Our picture shows a jovial man. His name is Kai Johan Jiang, a Chinese man from Hong Kong. He’s the founder/manager and main shareholder of Modern National Energy Holdings Ltd, a Chinese company which is the main shareholder of National Electric Vehicle Sweden AB (NEVS), a new Swedish company which is the new owner of Saab Automobile AB, the Swedish carmaker. NEVS will start a totally new business, it will not deal with the supply of parts to old Saab owners. Another company has this task. NEVS will have a different activity, totally dedicated to electric mobility.
That is new to Saab, which has never sold an electric car before, and it’s also new to the new manager, who has no experience at all in car manufacturing. Then he doesn’t have any rights to Saab’s newest models, the 9-4 and 9-5. Those cars used platforms licensed from GM which were not part of the deal. Mr Kai Johan Jiang only owns rights to the 9-3 platform, and a new chassis which Saab was working on, known as Phoenix, but nobody how advanced it is. So for now, the only plan is to launch a new product based on the old 9-3 platform. That one was unveiled with the Opel Vectra at the Geneva motor show in March 2002. It was pretty good by then, but it’s getting old now.
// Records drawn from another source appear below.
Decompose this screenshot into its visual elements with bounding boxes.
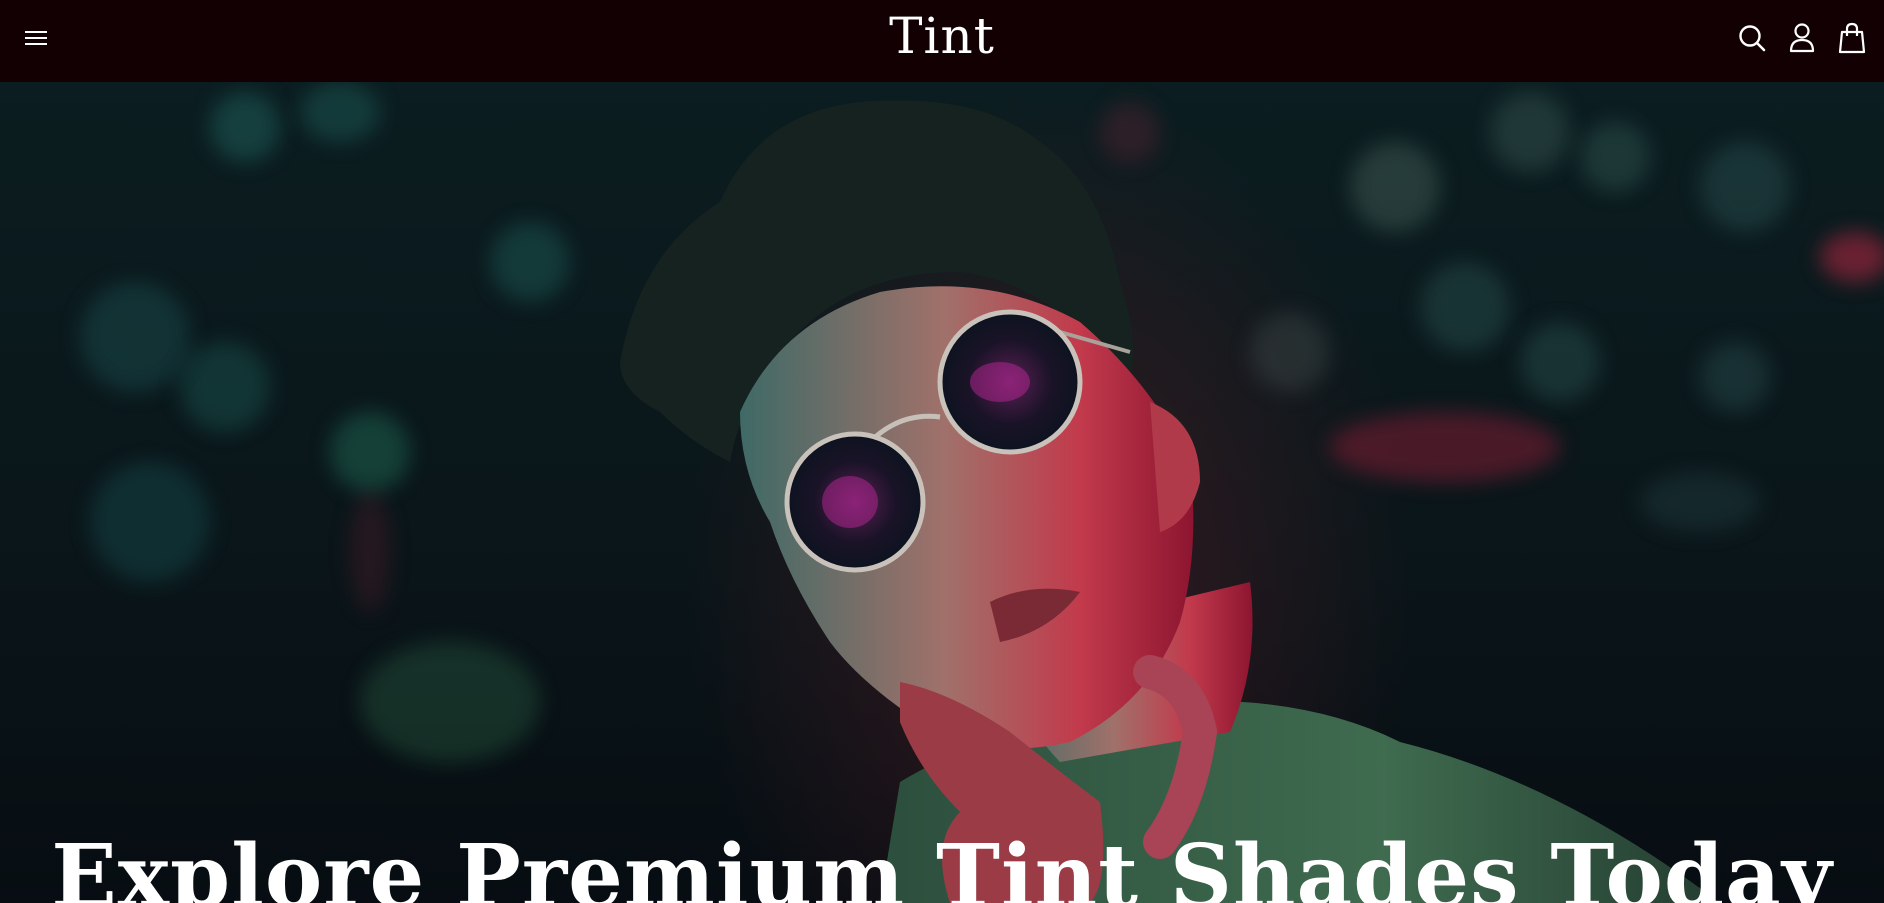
hero-heading: Explore Premium Tint Shades Today [51,826,1833,903]
account-button[interactable] [1786,20,1818,56]
header-actions [1736,20,1868,56]
hero-image [620,100,1720,903]
page: Tint Explore Premium Tint Shades Today [0,0,1884,903]
site-header: Tint [0,0,1884,82]
cart-bag-icon [1838,22,1866,54]
site-logo[interactable]: Tint [0,4,1884,68]
cart-button[interactable] [1836,20,1868,56]
account-icon [1789,23,1815,53]
search-icon [1739,25,1766,52]
search-button[interactable] [1736,20,1768,56]
hero-banner: Explore Premium Tint Shades Today [0,82,1884,903]
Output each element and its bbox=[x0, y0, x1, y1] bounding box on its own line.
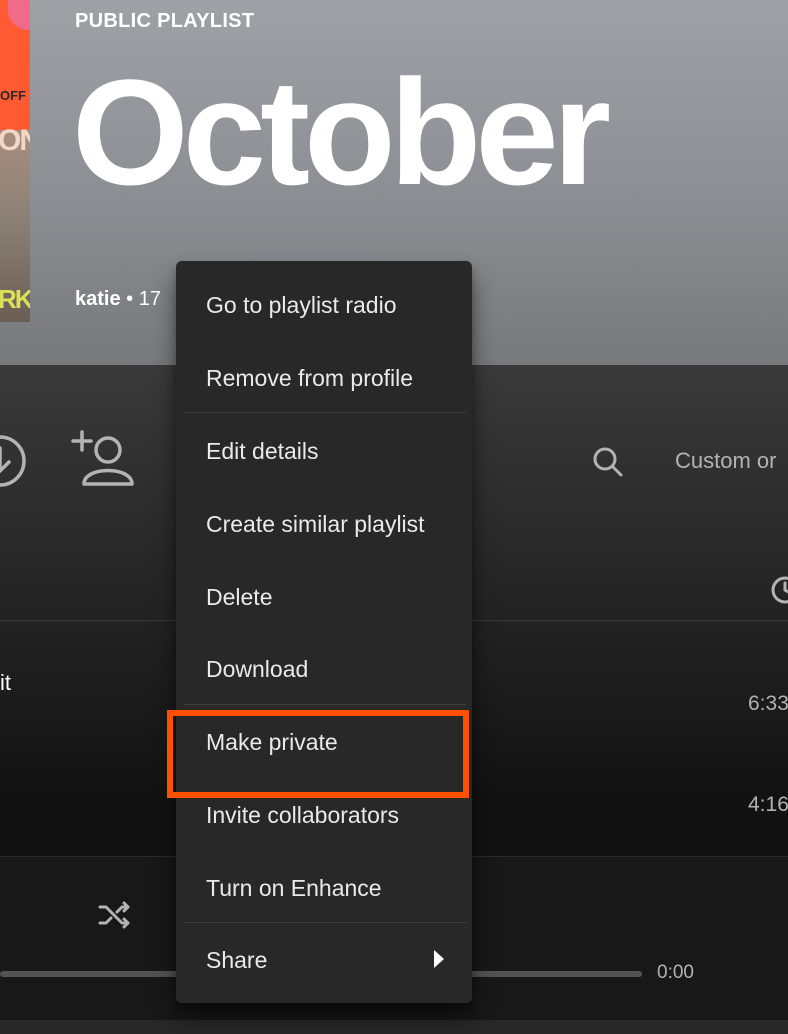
playlist-cover-image[interactable]: OFF ON RK bbox=[0, 0, 30, 322]
owner-name-link[interactable]: katie bbox=[75, 288, 121, 310]
cover-art-text-bottom: RK bbox=[0, 284, 30, 314]
cover-art-text-top: OFF bbox=[0, 88, 26, 103]
playlist-type-label: PUBLIC PLAYLIST bbox=[75, 10, 255, 32]
shuffle-icon[interactable] bbox=[98, 900, 132, 930]
menu-item-make-private[interactable]: Make private bbox=[176, 706, 472, 778]
menu-item-remove-from-profile[interactable]: Remove from profile bbox=[176, 342, 472, 414]
menu-item-share-label: Share bbox=[206, 946, 268, 973]
menu-item-share[interactable]: Share bbox=[176, 924, 472, 996]
sort-order-dropdown[interactable]: Custom or bbox=[675, 448, 776, 474]
search-icon[interactable] bbox=[590, 444, 626, 480]
menu-item-go-to-playlist-radio[interactable]: Go to playlist radio bbox=[176, 269, 472, 341]
menu-item-edit-details[interactable]: Edit details bbox=[176, 415, 472, 487]
playlist-owner-line: katie • 17 bbox=[75, 288, 161, 311]
playlist-title[interactable]: October bbox=[72, 50, 611, 215]
menu-separator bbox=[184, 412, 466, 413]
menu-item-create-similar-playlist[interactable]: Create similar playlist bbox=[176, 488, 472, 560]
track-total-time: 0:00 bbox=[657, 962, 694, 983]
menu-item-delete[interactable]: Delete bbox=[176, 561, 472, 633]
track-title[interactable]: it bbox=[0, 670, 11, 696]
menu-separator bbox=[184, 704, 466, 705]
bottom-status-bar bbox=[0, 1020, 788, 1034]
menu-separator bbox=[184, 922, 466, 923]
playlist-context-menu: Go to playlist radio Remove from profile… bbox=[176, 261, 472, 1003]
track-duration: 4:16 bbox=[748, 793, 788, 816]
clock-icon bbox=[771, 576, 788, 604]
download-icon[interactable] bbox=[0, 430, 30, 492]
add-user-icon[interactable] bbox=[70, 428, 136, 492]
menu-item-download[interactable]: Download bbox=[176, 633, 472, 705]
menu-item-turn-on-enhance[interactable]: Turn on Enhance bbox=[176, 852, 472, 924]
submenu-arrow-icon bbox=[434, 950, 444, 968]
menu-item-invite-collaborators[interactable]: Invite collaborators bbox=[176, 779, 472, 851]
cover-art-text-mid: ON bbox=[0, 124, 30, 157]
track-duration: 6:33 bbox=[748, 692, 788, 715]
playlist-meta: • 17 bbox=[120, 288, 161, 310]
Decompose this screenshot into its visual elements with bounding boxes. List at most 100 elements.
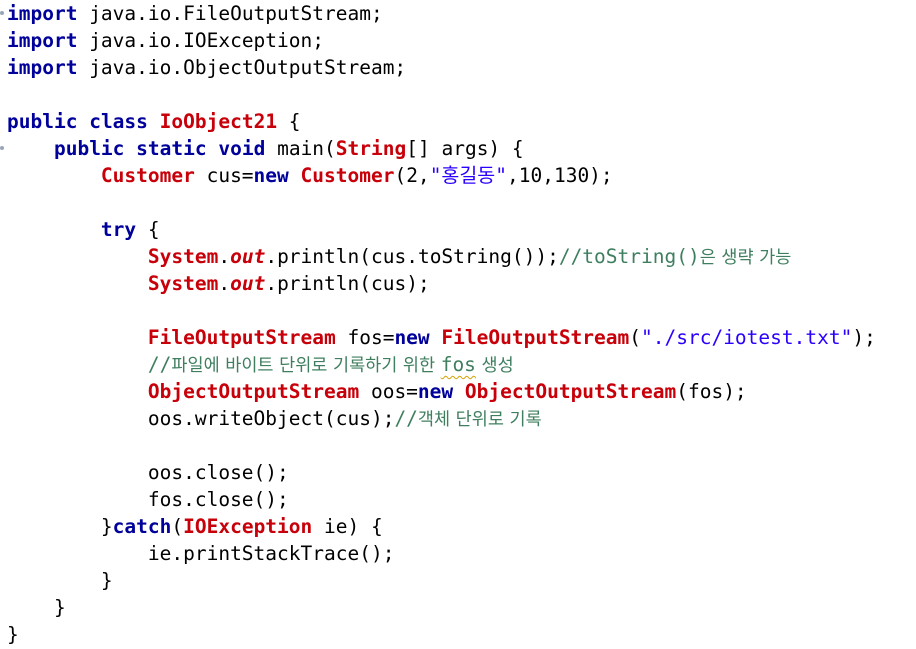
- code-text: ,10,130);: [507, 164, 613, 187]
- code-text: );: [852, 326, 876, 349]
- code-line-23: }: [7, 594, 66, 621]
- code-line-5: public class IoObject21 {: [7, 108, 301, 135]
- code-text: {: [277, 110, 301, 133]
- keyword: public: [53, 137, 125, 160]
- keyword: public: [7, 110, 78, 133]
- type-name: FileOutputStream: [441, 326, 630, 349]
- keyword: try: [100, 218, 137, 241]
- code-text: oos.close();: [147, 461, 289, 484]
- code-line-22: }: [7, 567, 113, 594]
- code-text: fos=: [335, 326, 395, 349]
- code-line-10: System.out.println(cus.toString());//toS…: [7, 243, 791, 270]
- code-text: ie) {: [312, 515, 383, 538]
- code-text: (: [629, 326, 642, 349]
- fold-marker-icon[interactable]: [0, 146, 4, 150]
- code-line-14: //파일에 바이트 단위로 기록하기 위한 fos 생성: [7, 351, 514, 378]
- code-text: (: [171, 515, 184, 538]
- code-text: [] args) {: [406, 137, 524, 160]
- keyword: import: [7, 29, 78, 52]
- type-name: Customer: [300, 164, 395, 187]
- code-line-19: fos.close();: [7, 486, 289, 513]
- code-line-15: ObjectOutputStream oos=new ObjectOutputS…: [7, 378, 747, 405]
- code-text: oos=: [359, 380, 418, 403]
- class-name: IoObject21: [159, 110, 278, 133]
- code-text: ie.printStackTrace();: [147, 542, 395, 565]
- type-name: ObjectOutputStream: [147, 380, 360, 403]
- comment: 생성: [475, 356, 514, 376]
- keyword: new: [417, 380, 454, 403]
- keyword: class: [89, 110, 148, 133]
- keyword: import: [7, 2, 78, 25]
- keyword: new: [394, 326, 430, 349]
- keyword: import: [7, 56, 78, 79]
- code-line-24: }: [7, 621, 19, 648]
- code-line-13: FileOutputStream fos=new FileOutputStrea…: [7, 324, 876, 351]
- code-text: oos.writeObject(cus);: [147, 407, 395, 430]
- comment: 파일에 바이트 단위로 기록하기 위한: [171, 356, 441, 376]
- code-line-2: import java.io.IOException;: [7, 27, 324, 54]
- type-name: System: [147, 272, 219, 295]
- type-name: ObjectOutputStream: [464, 380, 677, 403]
- code-line-6: public static void main(String[] args) {: [7, 135, 524, 162]
- keyword: void: [218, 137, 266, 160]
- type-name: String: [335, 137, 407, 160]
- static-field: out: [230, 272, 266, 295]
- code-text: }: [53, 596, 66, 619]
- string-literal: "홍길동": [429, 164, 507, 187]
- code-text: java.io.ObjectOutputStream;: [77, 56, 407, 79]
- fold-marker-icon[interactable]: [0, 11, 4, 15]
- comment-spell-warning: fos: [440, 353, 476, 376]
- type-name: Customer: [100, 164, 195, 187]
- code-text: }: [7, 623, 19, 646]
- type-name: System: [147, 245, 219, 268]
- code-line-21: ie.printStackTrace();: [7, 540, 395, 567]
- string-literal: "./src/iotest.txt": [641, 326, 853, 349]
- type-name: FileOutputStream: [147, 326, 336, 349]
- code-text: .println(cus);: [265, 272, 430, 295]
- comment: //: [147, 353, 172, 376]
- code-text: main(: [265, 137, 336, 160]
- static-field: out: [230, 245, 266, 268]
- comment: 객체 단위로 기록: [417, 410, 542, 430]
- code-editor[interactable]: import java.io.FileOutputStream; import …: [0, 0, 916, 649]
- code-text: .: [218, 272, 231, 295]
- code-text: java.io.FileOutputStream;: [77, 2, 383, 25]
- code-line-18: oos.close();: [7, 459, 289, 486]
- code-text: }: [100, 569, 113, 592]
- code-text: }: [100, 515, 113, 538]
- keyword: static: [136, 137, 207, 160]
- code-text: .: [218, 245, 231, 268]
- type-name: IOException: [183, 515, 313, 538]
- code-line-9: try {: [7, 216, 160, 243]
- code-line-1: import java.io.FileOutputStream;: [7, 0, 383, 27]
- keyword: catch: [112, 515, 172, 538]
- comment: //toString(): [558, 245, 700, 268]
- code-line-11: System.out.println(cus);: [7, 270, 430, 297]
- code-text: (2,: [394, 164, 430, 187]
- code-text: cus=: [194, 164, 254, 187]
- comment: 은 생략 가능: [699, 248, 792, 268]
- code-text: {: [136, 218, 160, 241]
- comment: //: [394, 407, 418, 430]
- code-text: java.io.IOException;: [77, 29, 324, 52]
- code-line-7: Customer cus=new Customer(2,"홍길동",10,130…: [7, 162, 613, 189]
- code-line-3: import java.io.ObjectOutputStream;: [7, 54, 406, 81]
- code-line-16: oos.writeObject(cus);//객체 단위로 기록: [7, 405, 542, 432]
- code-line-20: }catch(IOException ie) {: [7, 513, 383, 540]
- keyword: new: [253, 164, 289, 187]
- code-text: fos.close();: [147, 488, 289, 511]
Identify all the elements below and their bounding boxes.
Worse than that, it was not designed to accommodate a large and heavy battery pack.
We may be confident that engineers will find solutions to all problems, but we can’t expect the resulting car to be as sharp as it could have been if they had started with a clean sheet of paper. We may also take notice of Sweden’s social model, with high wages and high taxes on businesses. This is not the place for low-cost manufacturing. Yet, there’s a new carmaker that won’t build anything but EVs, so those are good news. National Electric Vehicle Sweden is expected to unveil its first model within 18 months.